Oh, brother. The U.S. private investor, who spent most of the 2009-10 rally getting out of stocks, started piling in again earlier this year. According to the Investment Company Institute, investors cashed out a net $31 billion from equity mutual funds between the start of March 2009 and the end of last year. But since Jan. 1, they have shoveled a net $33 billion back in. History has frequently shown that the public gets in -- and out -- at the wrong times, buying near peaks and selling near troughs. Is it happening again? I wish I felt better about this.

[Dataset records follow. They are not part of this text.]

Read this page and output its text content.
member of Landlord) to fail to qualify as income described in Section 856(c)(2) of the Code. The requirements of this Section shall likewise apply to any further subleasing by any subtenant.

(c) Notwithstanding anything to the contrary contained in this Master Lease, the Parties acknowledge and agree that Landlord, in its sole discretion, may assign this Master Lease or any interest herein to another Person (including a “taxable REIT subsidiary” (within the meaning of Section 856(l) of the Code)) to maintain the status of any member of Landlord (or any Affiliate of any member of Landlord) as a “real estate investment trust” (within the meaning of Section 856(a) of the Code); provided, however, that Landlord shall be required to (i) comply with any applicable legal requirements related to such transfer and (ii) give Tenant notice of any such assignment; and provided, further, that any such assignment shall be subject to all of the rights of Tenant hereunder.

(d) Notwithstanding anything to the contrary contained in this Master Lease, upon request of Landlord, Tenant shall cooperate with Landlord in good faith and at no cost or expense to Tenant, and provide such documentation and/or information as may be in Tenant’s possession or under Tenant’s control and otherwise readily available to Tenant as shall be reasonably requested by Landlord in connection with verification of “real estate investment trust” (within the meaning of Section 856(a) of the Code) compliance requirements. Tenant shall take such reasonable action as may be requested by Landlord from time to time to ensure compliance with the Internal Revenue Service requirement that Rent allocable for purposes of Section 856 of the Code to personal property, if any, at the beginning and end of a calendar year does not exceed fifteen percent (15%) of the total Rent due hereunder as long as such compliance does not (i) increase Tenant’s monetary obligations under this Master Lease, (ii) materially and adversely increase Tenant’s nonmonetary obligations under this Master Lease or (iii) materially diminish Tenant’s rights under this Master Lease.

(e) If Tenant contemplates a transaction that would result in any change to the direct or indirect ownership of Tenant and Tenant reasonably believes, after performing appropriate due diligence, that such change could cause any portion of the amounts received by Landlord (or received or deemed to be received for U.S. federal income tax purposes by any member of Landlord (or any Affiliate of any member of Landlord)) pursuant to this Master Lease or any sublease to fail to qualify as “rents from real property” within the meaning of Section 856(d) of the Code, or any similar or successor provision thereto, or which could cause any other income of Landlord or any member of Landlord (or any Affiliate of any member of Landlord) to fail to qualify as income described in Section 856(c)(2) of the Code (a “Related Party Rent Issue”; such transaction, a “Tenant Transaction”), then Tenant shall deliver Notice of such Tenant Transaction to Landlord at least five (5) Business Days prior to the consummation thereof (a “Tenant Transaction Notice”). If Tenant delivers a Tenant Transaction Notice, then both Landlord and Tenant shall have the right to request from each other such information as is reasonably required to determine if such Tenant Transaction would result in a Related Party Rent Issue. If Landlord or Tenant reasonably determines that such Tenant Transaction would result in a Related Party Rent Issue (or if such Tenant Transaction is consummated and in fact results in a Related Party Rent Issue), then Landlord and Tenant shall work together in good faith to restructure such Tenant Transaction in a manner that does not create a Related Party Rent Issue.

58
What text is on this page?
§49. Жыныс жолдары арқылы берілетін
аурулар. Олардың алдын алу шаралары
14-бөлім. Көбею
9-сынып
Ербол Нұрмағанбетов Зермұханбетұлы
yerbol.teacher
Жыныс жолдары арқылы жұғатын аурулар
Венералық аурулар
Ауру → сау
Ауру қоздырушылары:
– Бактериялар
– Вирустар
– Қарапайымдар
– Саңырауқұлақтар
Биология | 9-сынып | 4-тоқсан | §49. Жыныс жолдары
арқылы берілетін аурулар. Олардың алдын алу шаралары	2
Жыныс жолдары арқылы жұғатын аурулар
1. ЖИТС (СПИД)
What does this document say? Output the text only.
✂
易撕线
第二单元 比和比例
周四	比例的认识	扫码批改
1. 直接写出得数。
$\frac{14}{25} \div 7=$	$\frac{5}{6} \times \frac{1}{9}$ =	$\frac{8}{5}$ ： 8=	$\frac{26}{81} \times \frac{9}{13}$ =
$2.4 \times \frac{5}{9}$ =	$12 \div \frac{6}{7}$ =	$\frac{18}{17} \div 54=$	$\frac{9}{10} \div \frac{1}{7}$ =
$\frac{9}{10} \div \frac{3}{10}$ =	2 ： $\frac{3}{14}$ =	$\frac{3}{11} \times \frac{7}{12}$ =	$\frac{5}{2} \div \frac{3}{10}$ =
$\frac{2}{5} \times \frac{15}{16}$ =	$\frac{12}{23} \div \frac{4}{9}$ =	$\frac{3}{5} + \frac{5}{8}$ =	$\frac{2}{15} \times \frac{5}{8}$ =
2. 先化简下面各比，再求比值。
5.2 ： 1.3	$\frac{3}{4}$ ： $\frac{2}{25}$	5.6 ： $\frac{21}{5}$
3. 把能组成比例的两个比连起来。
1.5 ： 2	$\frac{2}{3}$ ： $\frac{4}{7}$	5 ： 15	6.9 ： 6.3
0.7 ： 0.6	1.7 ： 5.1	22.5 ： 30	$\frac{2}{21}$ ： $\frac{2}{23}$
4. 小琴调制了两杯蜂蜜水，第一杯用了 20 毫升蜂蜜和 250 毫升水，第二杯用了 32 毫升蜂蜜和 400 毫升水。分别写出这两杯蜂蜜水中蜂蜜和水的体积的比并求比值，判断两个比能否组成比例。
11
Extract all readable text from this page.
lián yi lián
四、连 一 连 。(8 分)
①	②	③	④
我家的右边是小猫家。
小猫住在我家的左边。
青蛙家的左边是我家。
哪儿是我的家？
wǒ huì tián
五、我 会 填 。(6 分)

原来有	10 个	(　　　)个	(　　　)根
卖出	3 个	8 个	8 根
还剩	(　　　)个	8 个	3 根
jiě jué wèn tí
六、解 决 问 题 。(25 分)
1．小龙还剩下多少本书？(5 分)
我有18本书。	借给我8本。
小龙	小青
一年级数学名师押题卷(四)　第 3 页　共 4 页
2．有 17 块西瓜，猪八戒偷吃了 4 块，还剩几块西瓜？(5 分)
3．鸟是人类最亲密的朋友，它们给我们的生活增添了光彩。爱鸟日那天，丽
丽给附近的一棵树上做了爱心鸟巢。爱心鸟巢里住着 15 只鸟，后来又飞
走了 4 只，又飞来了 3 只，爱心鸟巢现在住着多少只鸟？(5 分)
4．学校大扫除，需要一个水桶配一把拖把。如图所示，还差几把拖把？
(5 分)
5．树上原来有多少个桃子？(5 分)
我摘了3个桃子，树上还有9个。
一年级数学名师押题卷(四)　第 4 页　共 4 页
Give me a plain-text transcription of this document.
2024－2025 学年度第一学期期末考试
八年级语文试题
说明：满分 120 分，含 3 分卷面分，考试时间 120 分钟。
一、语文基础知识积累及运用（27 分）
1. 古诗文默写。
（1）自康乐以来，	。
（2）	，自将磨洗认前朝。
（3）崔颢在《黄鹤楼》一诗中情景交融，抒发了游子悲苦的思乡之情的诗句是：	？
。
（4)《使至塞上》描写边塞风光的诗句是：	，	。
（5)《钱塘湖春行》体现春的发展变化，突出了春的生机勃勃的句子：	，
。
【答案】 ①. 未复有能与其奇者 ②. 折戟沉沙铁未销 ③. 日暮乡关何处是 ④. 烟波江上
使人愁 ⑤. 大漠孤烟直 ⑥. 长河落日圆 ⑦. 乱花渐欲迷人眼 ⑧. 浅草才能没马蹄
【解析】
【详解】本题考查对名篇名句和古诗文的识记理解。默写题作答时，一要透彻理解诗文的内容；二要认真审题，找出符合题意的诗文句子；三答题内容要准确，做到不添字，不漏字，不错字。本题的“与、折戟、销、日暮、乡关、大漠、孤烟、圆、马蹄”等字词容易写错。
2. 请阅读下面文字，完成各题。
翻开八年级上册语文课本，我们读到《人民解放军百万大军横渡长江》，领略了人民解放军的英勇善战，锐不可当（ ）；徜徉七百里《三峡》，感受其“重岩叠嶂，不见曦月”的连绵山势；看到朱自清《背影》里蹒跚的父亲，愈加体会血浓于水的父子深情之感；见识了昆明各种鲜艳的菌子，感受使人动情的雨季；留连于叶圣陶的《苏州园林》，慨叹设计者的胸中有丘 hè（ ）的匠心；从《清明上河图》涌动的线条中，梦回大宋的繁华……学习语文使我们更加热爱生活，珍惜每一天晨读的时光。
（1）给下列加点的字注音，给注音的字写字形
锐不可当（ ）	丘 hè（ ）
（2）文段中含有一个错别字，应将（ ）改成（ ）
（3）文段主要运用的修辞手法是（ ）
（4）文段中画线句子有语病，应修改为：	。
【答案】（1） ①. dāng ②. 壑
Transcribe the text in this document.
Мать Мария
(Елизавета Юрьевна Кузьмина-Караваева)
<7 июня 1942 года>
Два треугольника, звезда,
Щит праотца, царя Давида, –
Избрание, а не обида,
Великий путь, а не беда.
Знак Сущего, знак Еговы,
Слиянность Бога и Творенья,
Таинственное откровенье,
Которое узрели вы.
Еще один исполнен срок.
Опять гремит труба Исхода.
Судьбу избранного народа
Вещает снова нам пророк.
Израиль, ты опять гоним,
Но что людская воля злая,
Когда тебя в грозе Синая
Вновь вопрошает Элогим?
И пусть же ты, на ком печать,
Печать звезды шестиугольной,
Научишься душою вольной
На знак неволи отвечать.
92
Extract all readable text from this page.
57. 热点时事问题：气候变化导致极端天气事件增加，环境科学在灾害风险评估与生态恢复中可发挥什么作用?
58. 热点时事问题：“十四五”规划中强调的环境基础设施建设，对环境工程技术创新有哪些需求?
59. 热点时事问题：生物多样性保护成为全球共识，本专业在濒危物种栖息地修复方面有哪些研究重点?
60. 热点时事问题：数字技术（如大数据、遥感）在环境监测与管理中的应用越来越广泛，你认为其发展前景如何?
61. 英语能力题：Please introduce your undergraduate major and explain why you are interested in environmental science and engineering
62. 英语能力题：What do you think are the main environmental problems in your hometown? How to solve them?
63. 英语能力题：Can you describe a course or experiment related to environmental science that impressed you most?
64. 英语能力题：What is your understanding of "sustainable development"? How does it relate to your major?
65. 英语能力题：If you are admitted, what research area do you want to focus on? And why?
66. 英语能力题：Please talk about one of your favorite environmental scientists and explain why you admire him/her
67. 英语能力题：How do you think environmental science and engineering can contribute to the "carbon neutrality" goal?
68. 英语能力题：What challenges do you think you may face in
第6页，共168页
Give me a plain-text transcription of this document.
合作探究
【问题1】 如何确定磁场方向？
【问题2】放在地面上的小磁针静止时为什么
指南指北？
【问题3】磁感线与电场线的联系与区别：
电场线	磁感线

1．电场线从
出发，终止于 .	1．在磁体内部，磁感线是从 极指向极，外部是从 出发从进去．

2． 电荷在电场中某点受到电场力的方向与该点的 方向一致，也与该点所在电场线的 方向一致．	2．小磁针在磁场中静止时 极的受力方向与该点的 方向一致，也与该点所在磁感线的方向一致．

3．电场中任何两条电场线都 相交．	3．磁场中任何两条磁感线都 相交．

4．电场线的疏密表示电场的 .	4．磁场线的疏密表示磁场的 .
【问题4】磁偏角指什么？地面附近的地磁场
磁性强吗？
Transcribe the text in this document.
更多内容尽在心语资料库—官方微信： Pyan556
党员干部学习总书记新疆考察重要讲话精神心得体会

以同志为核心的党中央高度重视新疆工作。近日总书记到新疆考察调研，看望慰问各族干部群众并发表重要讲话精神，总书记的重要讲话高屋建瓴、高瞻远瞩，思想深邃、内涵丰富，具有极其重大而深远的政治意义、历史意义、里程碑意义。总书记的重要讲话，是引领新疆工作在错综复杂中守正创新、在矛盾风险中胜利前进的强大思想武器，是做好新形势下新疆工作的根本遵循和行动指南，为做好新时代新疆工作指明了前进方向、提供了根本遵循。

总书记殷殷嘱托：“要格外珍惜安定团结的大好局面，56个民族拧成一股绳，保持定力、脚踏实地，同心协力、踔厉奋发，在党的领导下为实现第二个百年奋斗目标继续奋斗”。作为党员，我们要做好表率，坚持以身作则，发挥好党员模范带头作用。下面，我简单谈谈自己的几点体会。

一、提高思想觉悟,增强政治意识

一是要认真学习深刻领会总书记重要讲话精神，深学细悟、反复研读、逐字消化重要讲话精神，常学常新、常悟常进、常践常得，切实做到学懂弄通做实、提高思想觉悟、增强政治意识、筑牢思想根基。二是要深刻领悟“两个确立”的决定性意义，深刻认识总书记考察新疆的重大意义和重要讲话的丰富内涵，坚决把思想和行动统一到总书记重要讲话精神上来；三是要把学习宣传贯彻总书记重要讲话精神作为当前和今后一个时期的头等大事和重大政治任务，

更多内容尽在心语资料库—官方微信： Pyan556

9. The insiders have been getting out.
Executives and directors across the market have been cashing out stock at a fast clip. "The pace and volume of insider sales hit a four-year high during Q4 '10," reported InsiderScore, a firm that tracks such data. While many of the top brass may have been locking in capital gains before a possible tax hike in 2011, it said, the pace of insider selling actually speeded up after the December tax deal, which gave a last-minute reprieve on taxes. And that suggests "it was valuations and opportunity -- not the Taxman -- that were the main catalysts for the record surge in insider selling," said InsiderScore. "Each sector and market cap group experienced heavy selling." So far this year insider selling has remained at a strong pace, too.
10. Sentiment had become giddy.
Jim Cramer on his TV show "Mad Money" has on occasion recently decried "all the negativity that's out there." I like Mr. Cramer, with whom I once worked, but he must be hanging out with an unusually gloomy group of people. I can hardly see any bears anywhere. They're in hiding from a two-year-old bull. As reported not long ago, fund managers had turned downright euphoric about the stock market. Hedge fund managers are now once again betting heavily on rising stocks -- and rising oil -- with borrowed money. Equity analysts have been hiking their forecasts. Oh, and the hot stocks were back -- like Salesforce.com, which recently hit 100 times forecast earnings. That's a hefty multiple for an $18 billion company. Whether Salesforce stock turns out well or ill over the longer term, you can hardly deny that its investors are cheerfully -- some might say remarkably -- optimistic.
None of this is a reason to start panicking. But these are grounds for investors to be cautious.